ネいと云うとネ、助《す》けて遣《や》るッてガブガブそれこそ牛飲《ぎゅういん》したもんだから、究竟《しまい》にはグデングデンに酔てしまッて」
ト聞いて文三は満面の笑を半《なかば》引込ませた。
「それからネ、私共を家へ送込んでから、仕様が無いんですものヲ、巫山戯《ふざけ》て巫山戯て。それに慈母《おっか》さんも悪いのよ、今夜だけは大眼に看て置くなんぞッて云うもんだから好気《いいき》になって尚お巫山戯て……オホホホ」
ト思出し笑をして、
「真個《ほんと》に失敬な人だよ」
文三は全く笑を引込ませてしまッて腹立しそうに、
「そりゃさぞ面白かッたでしょう」
ト云ッて顔を皺《しか》めたが、お勢はさらに気が附かぬ様子。暫《しば》らく黙然として何か考えていたが、頓《やが》てまた思出し笑をして、
「真個に失敬な人だよ」
つまらぬ心配をした事を全然《すっぱり》咄《はな》して、快よく一笑に付して、心の清いところを見せて、お勢に……お勢に……感信させて、そして自家《じぶん》も安心しようという文三の胸算用は、ここに至ッてガラリ外れた。昇が酒を強《し》いた、飲めぬと云ッたら助《す》けた、何でも無い事。
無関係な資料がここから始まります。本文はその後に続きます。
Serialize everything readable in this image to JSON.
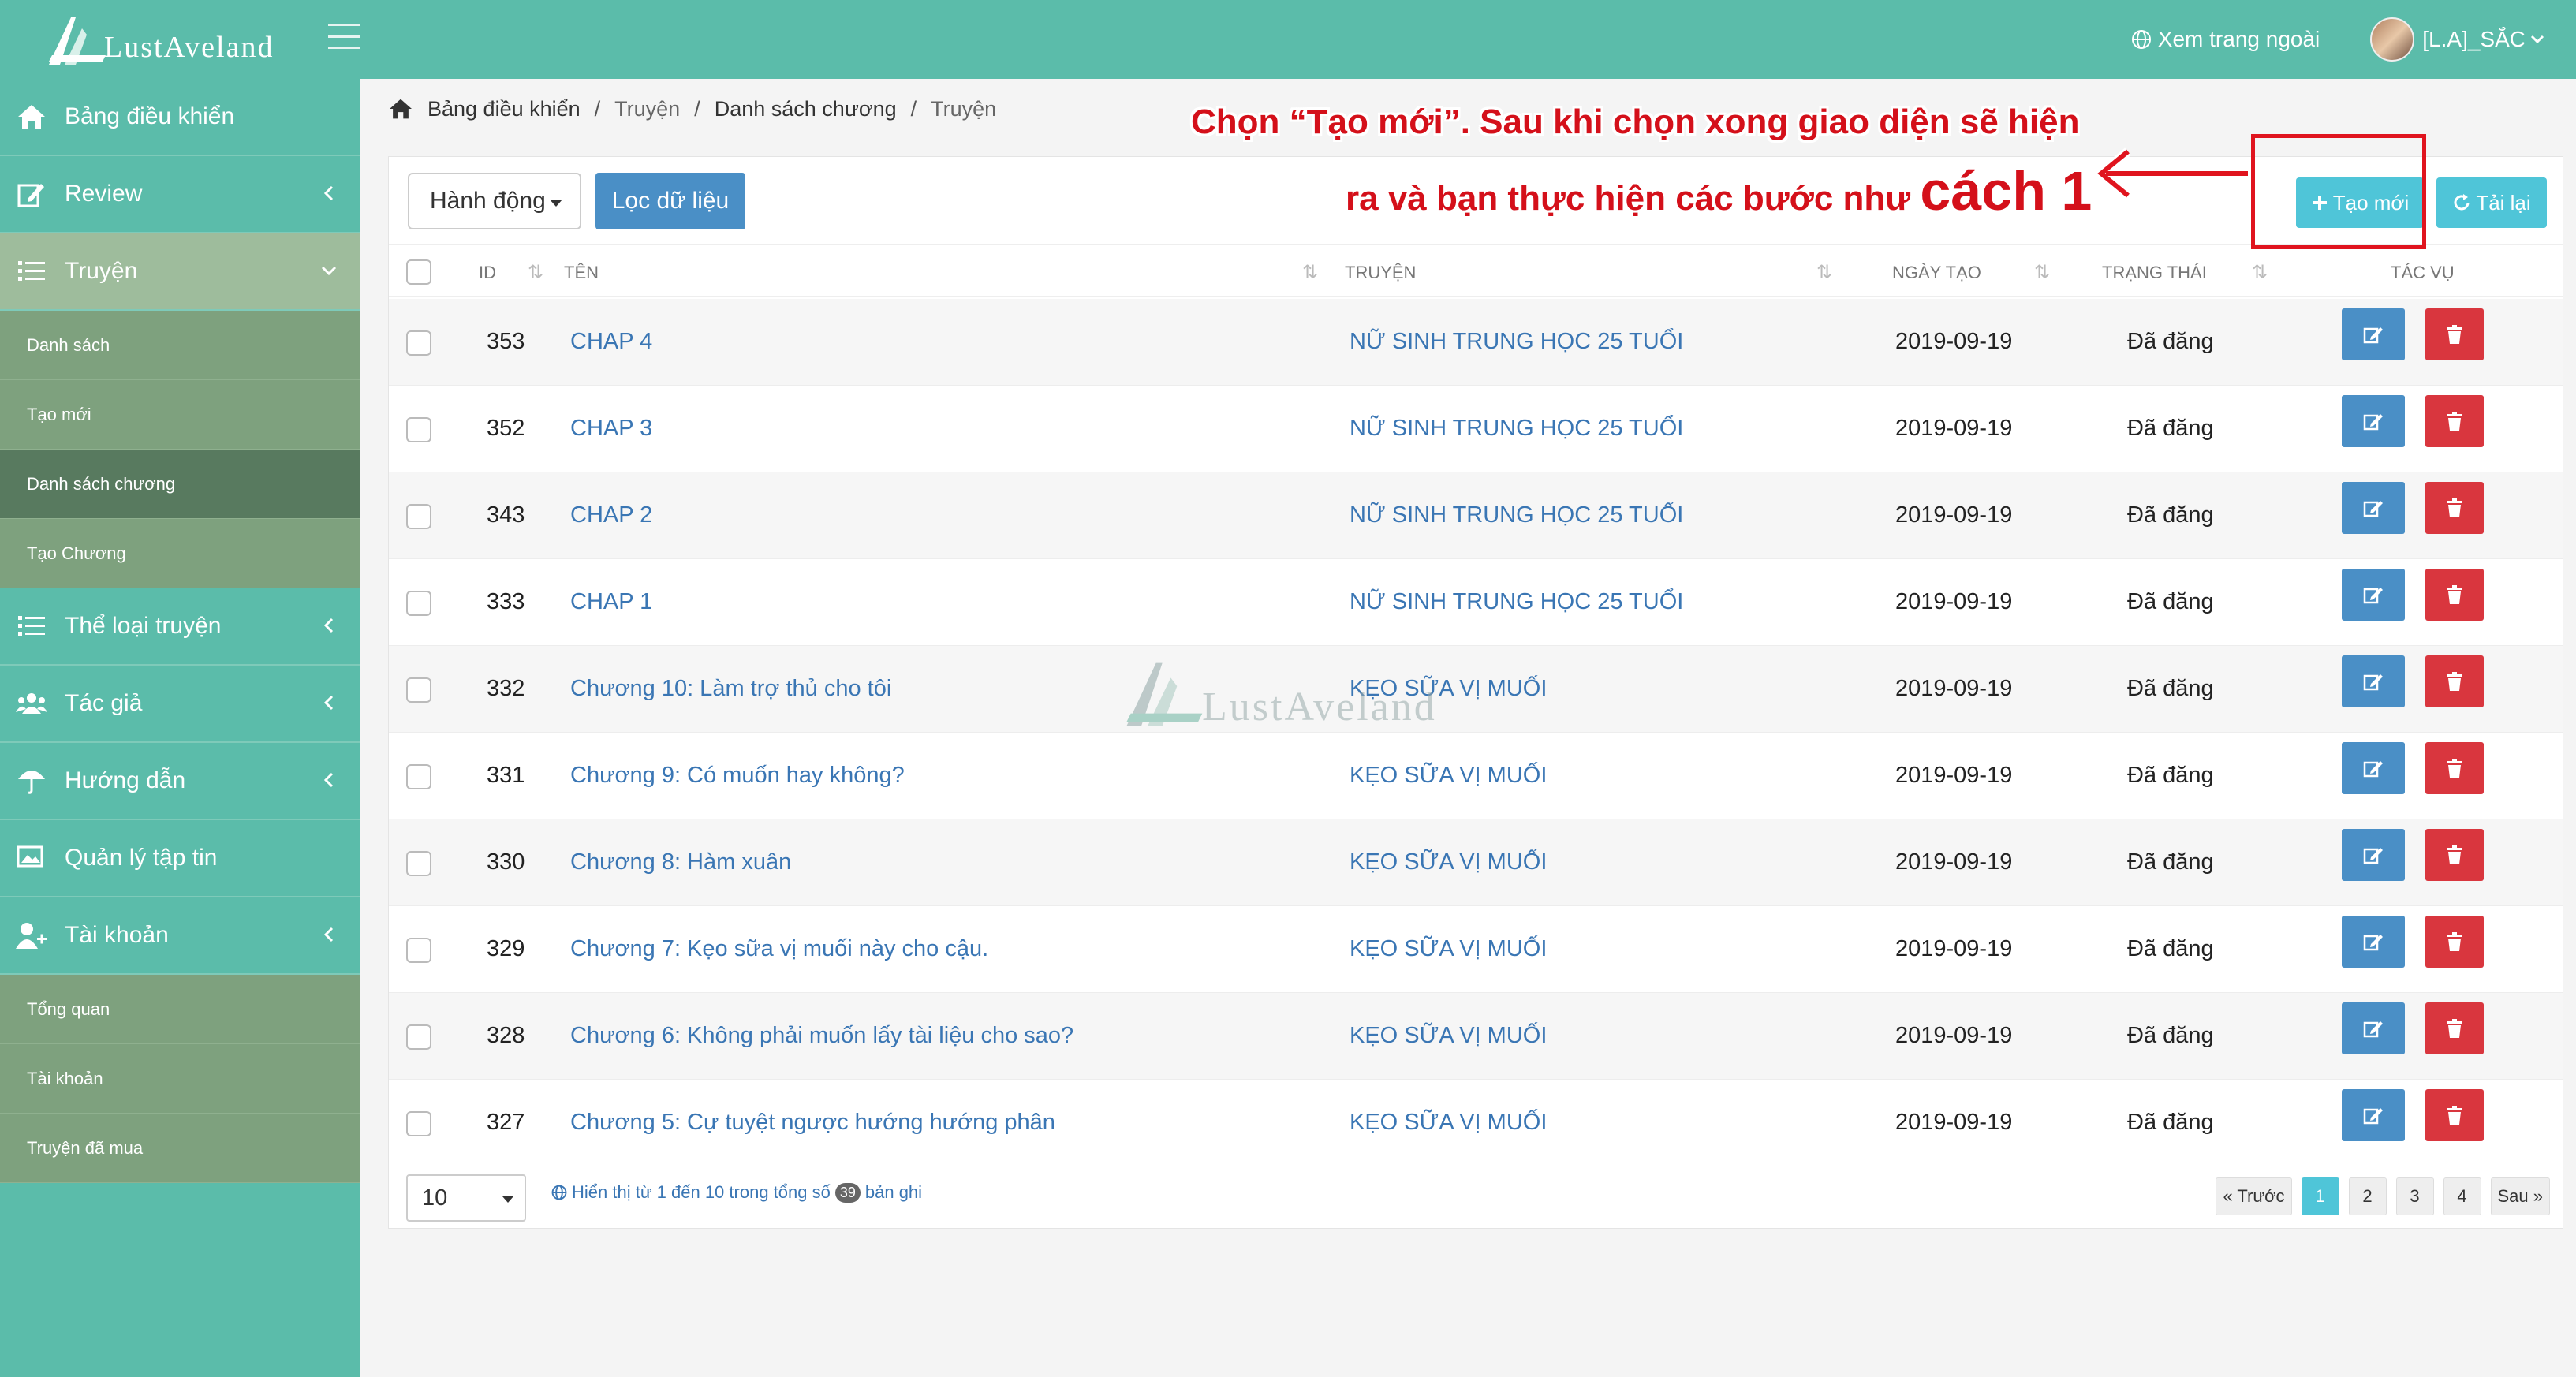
{
  "app": {
    "logo_text": "LustAveland",
    "visit_site": "Xem trang ngoài",
    "user_name": "[L.A]_SẮC"
  },
  "sidebar": {
    "items": [
      {
        "label": "Bảng điều khiển",
        "icon": "home-icon"
      },
      {
        "label": "Review",
        "icon": "edit-note-icon"
      },
      {
        "label": "Truyện",
        "icon": "list-icon"
      },
      {
        "label": "Thể loại truyện",
        "icon": "list-icon"
      },
      {
        "label": "Tác giả",
        "icon": "users-icon"
      },
      {
        "label": "Hướng dẫn",
        "icon": "umbrella-icon"
      },
      {
        "label": "Quản lý tập tin",
        "icon": "images-icon"
      },
      {
        "label": "Tài khoản",
        "icon": "user-icon"
      }
    ],
    "truyen_sub": [
      "Danh sách",
      "Tạo mới",
      "Danh sách chương",
      "Tạo Chương"
    ],
    "account_sub": [
      "Tổng quan",
      "Tài khoản",
      "Truyện đã mua"
    ]
  },
  "breadcrumb": [
    "Bảng điều khiển",
    "Truyện",
    "Danh sách chương",
    "Truyện"
  ],
  "toolbar": {
    "action_label": "Hành động",
    "filter_label": "Lọc dữ liệu",
    "create_label": "Tạo mới",
    "reload_label": "Tải lại"
  },
  "table": {
    "headers": {
      "id": "ID",
      "name": "TÊN",
      "story": "TRUYỆN",
      "date": "NGÀY TẠO",
      "status": "TRẠNG THÁI",
      "actions": "TÁC VỤ"
    },
    "rows": [
      {
        "id": "353",
        "name": "CHAP 4",
        "story": "NỮ SINH TRUNG HỌC 25 TUỔI",
        "date": "2019-09-19",
        "status": "Đã đăng"
      },
      {
        "id": "352",
        "name": "CHAP 3",
        "story": "NỮ SINH TRUNG HỌC 25 TUỔI",
        "date": "2019-09-19",
        "status": "Đã đăng"
      },
      {
        "id": "343",
        "name": "CHAP 2",
        "story": "NỮ SINH TRUNG HỌC 25 TUỔI",
        "date": "2019-09-19",
        "status": "Đã đăng"
      },
      {
        "id": "333",
        "name": "CHAP 1",
        "story": "NỮ SINH TRUNG HỌC 25 TUỔI",
        "date": "2019-09-19",
        "status": "Đã đăng"
      },
      {
        "id": "332",
        "name": "Chương 10: Làm trợ thủ cho tôi",
        "story": "KẸO SỮA VỊ MUỐI",
        "date": "2019-09-19",
        "status": "Đã đăng"
      },
      {
        "id": "331",
        "name": "Chương 9: Có muốn hay không?",
        "story": "KẸO SỮA VỊ MUỐI",
        "date": "2019-09-19",
        "status": "Đã đăng"
      },
      {
        "id": "330",
        "name": "Chương 8: Hàm xuân",
        "story": "KẸO SỮA VỊ MUỐI",
        "date": "2019-09-19",
        "status": "Đã đăng"
      },
      {
        "id": "329",
        "name": "Chương 7: Kẹo sữa vị muối này cho cậu.",
        "story": "KẸO SỮA VỊ MUỐI",
        "date": "2019-09-19",
        "status": "Đã đăng"
      },
      {
        "id": "328",
        "name": "Chương 6: Không phải muốn lấy tài liệu cho sao?",
        "story": "KẸO SỮA VỊ MUỐI",
        "date": "2019-09-19",
        "status": "Đã đăng"
      },
      {
        "id": "327",
        "name": "Chương 5: Cự tuyệt ngược hướng hướng phân",
        "story": "KẸO SỮA VỊ MUỐI",
        "date": "2019-09-19",
        "status": "Đã đăng"
      }
    ]
  },
  "footer": {
    "page_size": "10",
    "info_prefix": "Hiển thị từ 1 đến 10 trong tổng số",
    "total": "39",
    "info_suffix": "bản ghi",
    "pagination": [
      "« Trước",
      "1",
      "2",
      "3",
      "4",
      "Sau »"
    ],
    "active_page": "1"
  },
  "annotation": {
    "line1": "Chọn “Tạo mới”. Sau khi chọn xong giao diện sẽ hiện",
    "line2": "ra và bạn thực hiện các bước như",
    "line2_big": "cách 1"
  },
  "colors": {
    "sidebar": "#5bbcaa",
    "link": "#3a76b4",
    "primary": "#4a8fc6",
    "info": "#4fc5d8",
    "danger": "#d9363e",
    "annotation": "#d4101a"
  }
}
送り込んでから巫山戯《ふざけ》た……道学先生に聞かせたら巫山戯させて置くのが悪いと云うかも知れぬが、シカシこれとても酒の上の事、一時の戯《たわむれ》ならそう立腹する訳にもいかなかッたろう。要するにお勢の噺《はなし》に於《おい》て深く咎《とが》むべき節も無い。がシカシ文三には気に喰わぬ、お勢の言様《いいよう》が気に喰わぬ。「昇如き犬畜生にも劣ッた奴の事を、そう嬉《うれ》しそうに『本田さん本田さん』ト噂《うわさ》をしなくても宜さそうなものだ」トおもえばまた不平に成ッて、また面白く無くなッて、またお勢の心意気が呑込《のみこ》めなく成ッた。文三は差俯向《さしうつむ》いたままで黙然《もくねん》として考えている。
「何をそんなに塞《ふさ》いでお出でなさるの」
「何も塞いじゃいません」
「そう、私はまたお留《とめ》さん([#ここから割り注]大方老母が文三の嫁に欲しいと云ッた娘の名で[#ここで割り注終わり])とかの事を懐出《おもいだ》して、それで塞いでお出でなさるのかと思ッたら、オホホホ」
文三は愕然としてお勢の貌を暫らく凝視《みつ》めて、ホッと溜息を吐いた。